Among the new practices to be employed among players, coaches, and staff is using advanced technology to conduct contact tracing, with the hope the league will be able to contain COVID-19 outbreaks more quickly than last summer.
Later this week, tweaks to the spring training schedule — meant to reduce travel and risk — for the Red Sox and other teams who practice in Florida are expected to be announced.
The shorter doubleheaders and the extra runner in extra innings are meant to reduce the grind of the 162-game season that the players and owners plan to complete, whether or not there are fans in the stands.
Keeping pitchers from hitting is viewed by the players as a health and safety issue, too, as one measure to reduce wear and tear on pitchers performing a baseball function they are not particularly good at in a season heightened by COVID-19 risks.
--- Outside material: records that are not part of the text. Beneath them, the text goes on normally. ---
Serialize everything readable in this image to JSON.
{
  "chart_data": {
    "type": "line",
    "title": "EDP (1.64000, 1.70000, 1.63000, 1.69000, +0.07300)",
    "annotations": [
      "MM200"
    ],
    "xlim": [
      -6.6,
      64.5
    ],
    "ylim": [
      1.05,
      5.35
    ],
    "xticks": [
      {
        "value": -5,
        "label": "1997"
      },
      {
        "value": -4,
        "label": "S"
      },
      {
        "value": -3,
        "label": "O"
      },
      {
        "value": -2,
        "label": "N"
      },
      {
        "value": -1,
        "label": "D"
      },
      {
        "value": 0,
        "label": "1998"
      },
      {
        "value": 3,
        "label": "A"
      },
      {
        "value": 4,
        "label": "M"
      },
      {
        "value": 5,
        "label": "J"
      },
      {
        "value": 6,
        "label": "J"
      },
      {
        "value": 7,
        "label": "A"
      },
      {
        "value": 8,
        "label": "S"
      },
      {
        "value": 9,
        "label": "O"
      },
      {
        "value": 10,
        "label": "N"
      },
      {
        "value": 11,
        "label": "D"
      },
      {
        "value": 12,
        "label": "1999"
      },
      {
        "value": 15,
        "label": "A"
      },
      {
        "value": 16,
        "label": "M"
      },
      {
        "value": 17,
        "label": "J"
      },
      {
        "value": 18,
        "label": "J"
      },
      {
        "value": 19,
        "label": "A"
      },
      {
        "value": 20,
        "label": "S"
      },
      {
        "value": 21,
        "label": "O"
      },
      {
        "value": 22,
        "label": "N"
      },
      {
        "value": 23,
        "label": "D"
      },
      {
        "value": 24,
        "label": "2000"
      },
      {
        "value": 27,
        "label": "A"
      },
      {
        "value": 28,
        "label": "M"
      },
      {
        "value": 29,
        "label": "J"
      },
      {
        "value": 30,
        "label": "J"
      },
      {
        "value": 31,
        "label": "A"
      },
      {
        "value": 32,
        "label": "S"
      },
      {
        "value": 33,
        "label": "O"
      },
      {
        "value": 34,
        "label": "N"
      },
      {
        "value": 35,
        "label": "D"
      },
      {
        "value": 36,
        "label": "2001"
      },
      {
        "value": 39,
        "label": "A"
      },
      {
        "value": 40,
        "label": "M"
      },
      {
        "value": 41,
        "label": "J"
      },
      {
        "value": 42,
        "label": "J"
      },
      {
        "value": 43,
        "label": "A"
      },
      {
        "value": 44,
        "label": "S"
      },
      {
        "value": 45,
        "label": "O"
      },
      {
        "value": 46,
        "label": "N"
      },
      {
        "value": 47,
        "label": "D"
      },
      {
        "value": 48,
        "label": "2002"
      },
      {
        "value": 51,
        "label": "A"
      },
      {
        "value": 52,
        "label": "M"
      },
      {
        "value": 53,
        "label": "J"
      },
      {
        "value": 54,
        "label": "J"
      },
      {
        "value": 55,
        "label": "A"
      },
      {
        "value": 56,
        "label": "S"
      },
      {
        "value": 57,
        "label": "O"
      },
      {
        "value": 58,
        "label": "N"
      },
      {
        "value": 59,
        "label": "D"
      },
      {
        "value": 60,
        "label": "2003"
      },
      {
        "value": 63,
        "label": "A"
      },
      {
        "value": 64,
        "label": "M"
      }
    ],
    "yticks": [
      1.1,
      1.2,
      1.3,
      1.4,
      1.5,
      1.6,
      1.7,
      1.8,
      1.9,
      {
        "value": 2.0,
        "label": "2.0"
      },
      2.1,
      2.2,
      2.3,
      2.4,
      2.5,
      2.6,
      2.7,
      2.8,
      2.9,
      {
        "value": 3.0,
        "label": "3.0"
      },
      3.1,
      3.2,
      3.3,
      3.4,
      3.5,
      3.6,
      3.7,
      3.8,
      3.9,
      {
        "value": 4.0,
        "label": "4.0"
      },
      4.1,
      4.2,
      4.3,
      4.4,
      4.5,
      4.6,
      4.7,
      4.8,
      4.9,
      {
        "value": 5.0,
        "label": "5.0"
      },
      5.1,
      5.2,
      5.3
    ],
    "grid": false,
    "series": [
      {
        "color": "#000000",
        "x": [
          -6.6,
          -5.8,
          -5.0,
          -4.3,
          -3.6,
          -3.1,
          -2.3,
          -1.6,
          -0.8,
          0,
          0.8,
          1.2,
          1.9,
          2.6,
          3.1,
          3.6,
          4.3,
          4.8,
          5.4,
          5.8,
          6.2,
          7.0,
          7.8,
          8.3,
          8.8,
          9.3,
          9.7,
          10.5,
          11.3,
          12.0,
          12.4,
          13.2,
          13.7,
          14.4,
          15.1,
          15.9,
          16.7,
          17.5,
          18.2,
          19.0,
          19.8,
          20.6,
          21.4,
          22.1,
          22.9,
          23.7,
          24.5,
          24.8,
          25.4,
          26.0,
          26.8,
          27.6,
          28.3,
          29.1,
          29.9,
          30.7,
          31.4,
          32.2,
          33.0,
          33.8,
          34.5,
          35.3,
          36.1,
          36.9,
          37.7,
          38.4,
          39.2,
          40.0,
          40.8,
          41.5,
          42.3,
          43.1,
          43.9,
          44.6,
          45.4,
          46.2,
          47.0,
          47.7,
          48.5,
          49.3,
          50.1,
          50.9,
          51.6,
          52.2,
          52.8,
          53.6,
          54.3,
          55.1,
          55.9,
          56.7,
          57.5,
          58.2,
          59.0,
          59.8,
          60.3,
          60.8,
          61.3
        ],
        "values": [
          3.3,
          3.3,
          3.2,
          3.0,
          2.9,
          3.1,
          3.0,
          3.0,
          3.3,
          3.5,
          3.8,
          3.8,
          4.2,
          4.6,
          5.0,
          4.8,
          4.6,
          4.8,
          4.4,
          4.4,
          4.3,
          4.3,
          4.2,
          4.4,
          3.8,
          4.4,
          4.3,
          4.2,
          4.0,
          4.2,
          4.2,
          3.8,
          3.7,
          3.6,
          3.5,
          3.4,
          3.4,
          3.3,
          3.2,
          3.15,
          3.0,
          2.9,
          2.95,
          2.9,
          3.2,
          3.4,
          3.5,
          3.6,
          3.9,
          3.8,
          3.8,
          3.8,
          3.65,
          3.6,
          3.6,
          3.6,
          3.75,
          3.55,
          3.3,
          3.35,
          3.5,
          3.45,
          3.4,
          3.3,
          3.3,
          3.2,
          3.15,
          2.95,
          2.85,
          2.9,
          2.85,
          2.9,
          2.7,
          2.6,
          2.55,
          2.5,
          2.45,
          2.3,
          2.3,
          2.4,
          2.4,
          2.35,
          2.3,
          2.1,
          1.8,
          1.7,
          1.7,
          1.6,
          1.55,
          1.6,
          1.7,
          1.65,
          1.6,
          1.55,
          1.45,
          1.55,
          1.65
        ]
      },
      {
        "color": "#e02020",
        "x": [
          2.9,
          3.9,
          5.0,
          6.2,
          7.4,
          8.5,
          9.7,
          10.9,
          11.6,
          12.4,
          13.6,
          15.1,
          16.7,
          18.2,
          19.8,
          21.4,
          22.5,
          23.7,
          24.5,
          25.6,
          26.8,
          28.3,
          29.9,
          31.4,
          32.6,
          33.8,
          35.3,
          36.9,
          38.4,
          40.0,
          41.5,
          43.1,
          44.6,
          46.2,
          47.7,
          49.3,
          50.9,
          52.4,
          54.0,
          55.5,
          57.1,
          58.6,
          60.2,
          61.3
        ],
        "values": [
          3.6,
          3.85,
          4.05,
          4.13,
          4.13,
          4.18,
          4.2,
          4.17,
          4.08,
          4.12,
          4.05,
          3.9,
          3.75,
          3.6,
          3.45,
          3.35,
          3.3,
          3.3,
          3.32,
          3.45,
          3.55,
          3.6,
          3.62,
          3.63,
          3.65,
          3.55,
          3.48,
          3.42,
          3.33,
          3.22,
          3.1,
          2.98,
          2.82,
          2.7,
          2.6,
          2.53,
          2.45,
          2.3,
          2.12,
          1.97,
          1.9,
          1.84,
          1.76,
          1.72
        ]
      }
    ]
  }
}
But the owners did not agree to the universal DH in this latest round of talks, a payback of sorts for the players rejecting the owners’ proposal for expanded playoffs. That rejection accompanied the players’ vote to reject the owners’ call for a shortened, 154-game season that would start the season a month late. MLB had little choice but to agree to start the season on time and play a full schedule as the Basic Agreement between the players and owners stipulates.
Establishing health and safety protocols was the final step needed before spring training could start on time.